Dr Choong writes of his perception that the number of Mental Health Act Section 2 detentions is rising, and refers to ‘an uncritical approach to using guidance that results in Section 2 being used much more frequently now’ and the ‘waste of time and resources in dealing with the inevitable extra tribunals’. Reference Choong1
His perception mirrors the national picture. From 1998/9 to 2008/9, total uses of Section 2 in National Health Service (NHS) hospitals in England went from 20 874 to 23 482 2 and the numbers continue to rise (25 622 in 2009/10). 3 Total use of Section 3 dropped slightly for the period 1998/9 to 2008/9, 2 from 22 738 to 21 538. There was a corresponding increase in conversions from Section 2 to Section 3 (4048 to 5145). 2 Data have to be examined carefully as figures may be given for England alone or England and Wales, give NHS and independent hospital figures either separately or together, and refer to total uses or admissions. Data usually refer to instances of detention, not the number of different individuals detained.
As to mental health tribunals being a waste of time and resources, I think there is room for another view. In 2007/2008, 21 849 applications were received, of which 10 380 were withdrawn before the hearing and 9137 were heard (3157 outstanding at year end); of those that were heard, 17% resulted in the section being discharged, which means over 1550 patients. 4 It is not possible to say in how many cases the responsible clinician discharged the section in advance of the hearing because the impending hearing focused his or her attention on the question of whether continued detention was justifiable, but if this was the case in even 10% of those cases, this would amount to over 1000 patients being released from detention of doubtful legality because of a forthcoming tribunal.
If patients are first placed on Section 2 and then converted to Section 3, they will be entitled to two tribunal hearings within the first few months of detention, rather than the one they would have if Section 3 were used initially. Moreover, the first tribunal would occur within weeks of admission, instead of up to several months later. Given the substantial number of detentions that are ended by tribunals, the decision to use Section 3 rather than Section 2 initially would appear to result in a large number of people being detained on doubtful grounds for longer than necessary.

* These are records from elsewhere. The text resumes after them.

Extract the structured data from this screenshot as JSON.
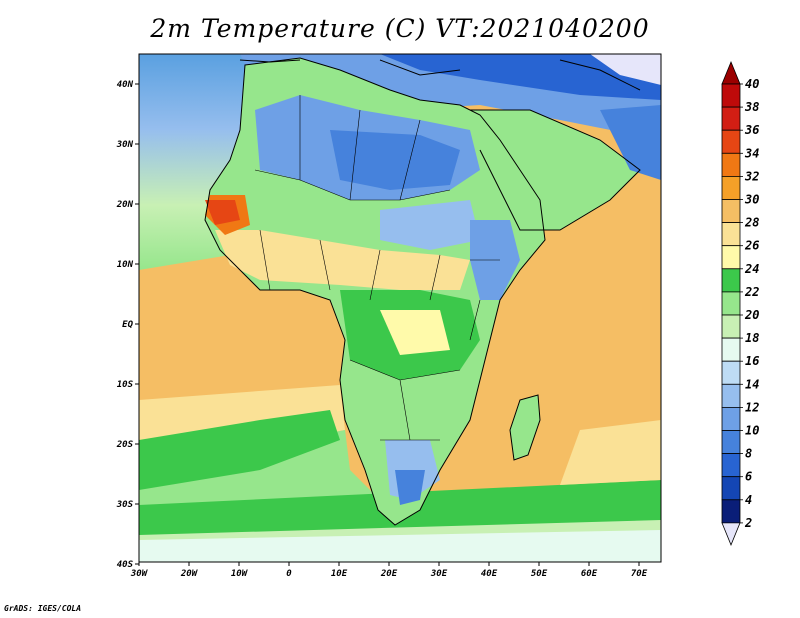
{
  "title": "2m Temperature (C)  VT:2021040200",
  "credit": "GrADS: IGES/COLA",
  "map": {
    "lon_ticks": [
      "30W",
      "20W",
      "10W",
      "0",
      "10E",
      "20E",
      "30E",
      "40E",
      "50E",
      "60E",
      "70E"
    ],
    "lat_ticks": [
      "40N",
      "30N",
      "20N",
      "10N",
      "EQ",
      "10S",
      "20S",
      "30S",
      "40S"
    ],
    "lon_range": [
      -30,
      75
    ],
    "lat_range": [
      -40,
      45
    ]
  },
  "colorbar": {
    "labels": [
      "2",
      "4",
      "6",
      "8",
      "10",
      "12",
      "14",
      "16",
      "18",
      "20",
      "22",
      "24",
      "26",
      "28",
      "30",
      "32",
      "34",
      "36",
      "38",
      "40"
    ],
    "colors": [
      "#e6e6fa",
      "#0a1e78",
      "#1446b4",
      "#2864d2",
      "#4682dc",
      "#6ea0e6",
      "#96beee",
      "#bedcf5",
      "#e6faf0",
      "#c8f0b4",
      "#96e68c",
      "#3cc84b",
      "#fffaaa",
      "#fae196",
      "#f5be64",
      "#f5a028",
      "#f07814",
      "#e64614",
      "#d21e14",
      "#be0a0a",
      "#9b0000"
    ]
  }
}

Statistics on mangers’ panels are not published, so it is much more difficult to make a comparable argument about their usefulness based on objective information about their decisions.
As a clinician, I believe that the discipline of having to prepare for mental health tribunals by thinking through the reasons why my patients should be detained often leads to better decision-making and less restrictive care plans. The time it takes to write reports and attend tribunals seems a fair price to pay to ensure that those detained against their will have an effective right to challenge their situation.